Oral bacterium linked to heart disease and meningitis
A novel bacterium, thought to be a common inhabitant of the oral cavity, has the potential to cause serious disease if it enters the bloodstream, according to a study in the International Journal of Systematic and Evolutionary Microbiology.
Its identification will allow scientists to work out how it causes disease and evaluate the risk that it poses.
The bacterium was identified by researchers at the Institute of Medical Microbiology of the University of Zurich and has been named Streptococcus tigurinus after the region of Zurich where it was first recognised. S. tigurinus was isolated from blood of patients suffering from endocarditis, meningitis and spondylodiscitis (inflammation of the spine).
It bears a close resemblance to other Streptococcus strains that colonise the mouth. Bleeding gums represent a possible route of entry for oral bacteria into the bloodstream.
The similarity of S. tigurinus to other related bacteria has meant that it has existed up until now without being identified. Its recent identification is clinically important, explained Dr Andrea Zbinden who led the study.
"Accurate identification of this bacterium is essential to be able to track its spread. Further research must now be done to understand the strategies S. tigurinus uses to successfully cause disease. This will allow infected patients to be treated quickly and with the right drug."

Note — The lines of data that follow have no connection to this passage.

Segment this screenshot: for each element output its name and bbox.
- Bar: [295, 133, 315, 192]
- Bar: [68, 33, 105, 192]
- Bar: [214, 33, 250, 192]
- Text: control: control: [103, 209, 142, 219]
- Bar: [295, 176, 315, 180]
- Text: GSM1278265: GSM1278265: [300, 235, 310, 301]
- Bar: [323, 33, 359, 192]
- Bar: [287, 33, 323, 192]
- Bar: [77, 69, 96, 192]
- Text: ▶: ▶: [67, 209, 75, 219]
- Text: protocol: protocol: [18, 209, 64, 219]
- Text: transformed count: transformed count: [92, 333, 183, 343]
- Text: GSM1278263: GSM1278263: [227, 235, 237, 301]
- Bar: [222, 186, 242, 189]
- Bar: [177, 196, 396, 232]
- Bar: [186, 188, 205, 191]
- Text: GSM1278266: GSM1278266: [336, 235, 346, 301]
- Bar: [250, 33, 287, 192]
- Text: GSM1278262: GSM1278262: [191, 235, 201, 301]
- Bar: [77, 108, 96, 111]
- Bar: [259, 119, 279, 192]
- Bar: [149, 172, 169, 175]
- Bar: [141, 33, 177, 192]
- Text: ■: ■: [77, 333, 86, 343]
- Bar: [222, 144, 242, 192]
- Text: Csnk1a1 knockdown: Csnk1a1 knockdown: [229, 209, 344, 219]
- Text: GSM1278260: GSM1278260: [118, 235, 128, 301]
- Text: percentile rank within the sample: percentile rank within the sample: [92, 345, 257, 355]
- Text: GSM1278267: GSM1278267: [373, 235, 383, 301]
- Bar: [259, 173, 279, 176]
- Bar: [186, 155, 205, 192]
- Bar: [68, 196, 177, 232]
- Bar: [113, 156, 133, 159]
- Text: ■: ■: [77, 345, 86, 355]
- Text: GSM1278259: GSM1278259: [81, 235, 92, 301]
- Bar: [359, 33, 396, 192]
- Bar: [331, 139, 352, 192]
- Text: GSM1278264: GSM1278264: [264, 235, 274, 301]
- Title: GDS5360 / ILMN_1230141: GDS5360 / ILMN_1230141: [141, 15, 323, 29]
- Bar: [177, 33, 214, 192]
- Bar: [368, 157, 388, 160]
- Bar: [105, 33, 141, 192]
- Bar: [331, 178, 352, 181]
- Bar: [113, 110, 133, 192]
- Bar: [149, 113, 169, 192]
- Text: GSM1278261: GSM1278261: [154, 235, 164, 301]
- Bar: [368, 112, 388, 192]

Dr Zbinden said that while the discovery of the bacterium is no cause for alarm, it is important that it is recognised and the risk is quantified. "This bacterium seems to have a natural potential to cause severe disease and so it’s important that clinicians and microbiologists are aware of it," she said.
"The next step is to work out exactly how common this bacterium is in the oral cavity and what risk it poses. Immunosuppression, abnormal heart valves, dental surgeries or chronic diseases are common predisposing factors for blood infections by this group of bacteria. However, the specific risk factors for S. tigurinus remain to be determined."